O grupo português da Internet Society organizou esta quarta-feira um debate em redor da neutralidade da Internet, com o objetivo de abordar os vários aspetos das posições debatidas em Portugal e a perspetiva jurídica.

O TeK falou com Pedro Veiga, como membro fundador do Portugal Chapter da Internet Society, que defende ser muito importante garantir a neutralidade da rede como fator chave para a competitividade, desenvolvimento, inovação e crescimento económico.

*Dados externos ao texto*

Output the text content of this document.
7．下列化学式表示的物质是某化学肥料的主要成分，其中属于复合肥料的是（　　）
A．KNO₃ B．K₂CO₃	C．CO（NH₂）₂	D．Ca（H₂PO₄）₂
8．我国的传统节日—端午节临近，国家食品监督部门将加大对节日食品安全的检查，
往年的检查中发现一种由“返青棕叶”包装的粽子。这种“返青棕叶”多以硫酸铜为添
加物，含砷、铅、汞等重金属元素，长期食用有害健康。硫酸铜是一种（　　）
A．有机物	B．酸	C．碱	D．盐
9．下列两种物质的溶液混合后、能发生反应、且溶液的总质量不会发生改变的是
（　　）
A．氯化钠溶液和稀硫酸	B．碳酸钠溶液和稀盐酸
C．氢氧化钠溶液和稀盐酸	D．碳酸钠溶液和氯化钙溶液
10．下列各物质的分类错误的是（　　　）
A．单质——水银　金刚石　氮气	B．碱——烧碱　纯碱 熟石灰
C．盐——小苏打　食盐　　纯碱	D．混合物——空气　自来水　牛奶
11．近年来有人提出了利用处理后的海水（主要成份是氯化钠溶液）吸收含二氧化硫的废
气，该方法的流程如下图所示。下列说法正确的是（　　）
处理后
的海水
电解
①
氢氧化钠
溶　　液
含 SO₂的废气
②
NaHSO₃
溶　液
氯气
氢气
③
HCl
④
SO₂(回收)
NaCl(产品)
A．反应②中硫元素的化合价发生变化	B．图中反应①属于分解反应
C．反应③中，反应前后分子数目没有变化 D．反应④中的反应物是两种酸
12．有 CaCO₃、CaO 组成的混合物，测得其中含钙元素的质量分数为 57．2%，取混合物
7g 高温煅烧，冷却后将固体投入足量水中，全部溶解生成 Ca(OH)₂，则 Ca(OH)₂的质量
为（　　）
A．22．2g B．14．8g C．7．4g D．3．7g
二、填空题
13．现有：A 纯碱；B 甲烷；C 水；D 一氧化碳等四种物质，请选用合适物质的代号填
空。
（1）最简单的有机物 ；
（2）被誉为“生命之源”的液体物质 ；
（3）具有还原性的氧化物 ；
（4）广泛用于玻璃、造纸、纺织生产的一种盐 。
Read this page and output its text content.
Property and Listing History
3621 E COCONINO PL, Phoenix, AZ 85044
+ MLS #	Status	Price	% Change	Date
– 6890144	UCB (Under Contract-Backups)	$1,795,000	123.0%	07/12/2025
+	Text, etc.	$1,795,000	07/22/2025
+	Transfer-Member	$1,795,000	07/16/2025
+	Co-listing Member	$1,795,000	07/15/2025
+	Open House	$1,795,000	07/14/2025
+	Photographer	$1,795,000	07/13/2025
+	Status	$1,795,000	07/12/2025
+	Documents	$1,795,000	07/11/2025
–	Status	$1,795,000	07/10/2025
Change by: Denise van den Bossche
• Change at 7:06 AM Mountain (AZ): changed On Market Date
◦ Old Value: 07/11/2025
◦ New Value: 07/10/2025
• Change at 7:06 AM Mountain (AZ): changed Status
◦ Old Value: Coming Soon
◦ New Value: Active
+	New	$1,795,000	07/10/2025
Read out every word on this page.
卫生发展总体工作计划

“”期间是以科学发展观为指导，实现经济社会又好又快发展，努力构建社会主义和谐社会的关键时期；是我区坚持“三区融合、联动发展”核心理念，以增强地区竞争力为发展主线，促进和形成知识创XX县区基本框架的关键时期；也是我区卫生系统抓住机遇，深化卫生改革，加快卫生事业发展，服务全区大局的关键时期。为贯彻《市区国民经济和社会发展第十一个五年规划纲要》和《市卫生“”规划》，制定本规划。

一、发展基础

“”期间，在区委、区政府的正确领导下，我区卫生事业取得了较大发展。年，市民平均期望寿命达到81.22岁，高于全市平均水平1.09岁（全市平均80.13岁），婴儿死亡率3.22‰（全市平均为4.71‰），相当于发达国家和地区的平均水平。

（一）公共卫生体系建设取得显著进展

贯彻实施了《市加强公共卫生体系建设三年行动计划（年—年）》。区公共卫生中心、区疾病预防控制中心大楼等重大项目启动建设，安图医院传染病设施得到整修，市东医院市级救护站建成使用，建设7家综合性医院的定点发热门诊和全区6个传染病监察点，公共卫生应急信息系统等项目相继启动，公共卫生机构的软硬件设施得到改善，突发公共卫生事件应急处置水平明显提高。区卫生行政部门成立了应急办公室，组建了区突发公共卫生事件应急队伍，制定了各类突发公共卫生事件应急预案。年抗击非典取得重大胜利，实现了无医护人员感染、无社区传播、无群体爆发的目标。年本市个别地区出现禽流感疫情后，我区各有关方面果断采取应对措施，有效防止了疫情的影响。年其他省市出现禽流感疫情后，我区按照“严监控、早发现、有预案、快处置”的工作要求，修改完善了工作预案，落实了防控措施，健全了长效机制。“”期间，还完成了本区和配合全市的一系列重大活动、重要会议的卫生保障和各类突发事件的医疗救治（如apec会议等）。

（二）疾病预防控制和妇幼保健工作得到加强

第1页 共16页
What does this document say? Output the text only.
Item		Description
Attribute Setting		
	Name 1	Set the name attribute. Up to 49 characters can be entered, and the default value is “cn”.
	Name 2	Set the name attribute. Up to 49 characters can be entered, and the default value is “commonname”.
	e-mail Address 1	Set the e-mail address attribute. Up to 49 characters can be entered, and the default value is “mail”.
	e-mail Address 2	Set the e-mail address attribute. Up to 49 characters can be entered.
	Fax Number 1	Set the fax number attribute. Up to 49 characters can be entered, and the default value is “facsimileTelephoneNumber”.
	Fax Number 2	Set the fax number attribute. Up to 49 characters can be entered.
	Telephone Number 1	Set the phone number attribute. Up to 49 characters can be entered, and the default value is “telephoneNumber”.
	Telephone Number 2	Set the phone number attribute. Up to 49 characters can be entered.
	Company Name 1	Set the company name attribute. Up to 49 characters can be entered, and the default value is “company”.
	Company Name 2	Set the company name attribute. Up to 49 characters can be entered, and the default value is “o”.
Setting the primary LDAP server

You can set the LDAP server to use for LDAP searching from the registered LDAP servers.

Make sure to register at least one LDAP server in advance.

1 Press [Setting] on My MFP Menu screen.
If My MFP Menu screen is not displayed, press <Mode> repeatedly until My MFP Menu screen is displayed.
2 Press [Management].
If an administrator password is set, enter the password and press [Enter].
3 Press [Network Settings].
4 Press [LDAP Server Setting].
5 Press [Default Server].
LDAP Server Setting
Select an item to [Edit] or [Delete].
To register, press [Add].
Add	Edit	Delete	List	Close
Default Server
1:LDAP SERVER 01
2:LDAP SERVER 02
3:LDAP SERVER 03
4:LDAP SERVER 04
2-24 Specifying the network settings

TeK: Como estamos em Portugal relativamente a propostas que assegurem a neutralidade da Internet?

Pedro Veiga:
No ano passado, no Parlamento, o Partido Comunista e o Bloco de Esquerda apresentaram propostas que não foram aprovadas. Com este evento a intenção é conseguir lançar novamente a discussão em redor do tema. Temos essa expectativa até porque a questão ganhou uma nova dinâmica a nível europeu, com a aprovação de uma resolução por parte do Parlamento Europeu onde pede à Comissão para pegar novamente no assunto; a Holanda foi o primeiro país da Europa a aprovar legislação a dizer que a Internet deve ser neutra.
Com este evento queremos por isso tentar "agitar" o nosso poder político para que se discuta e legisle a questão cá em Portugal.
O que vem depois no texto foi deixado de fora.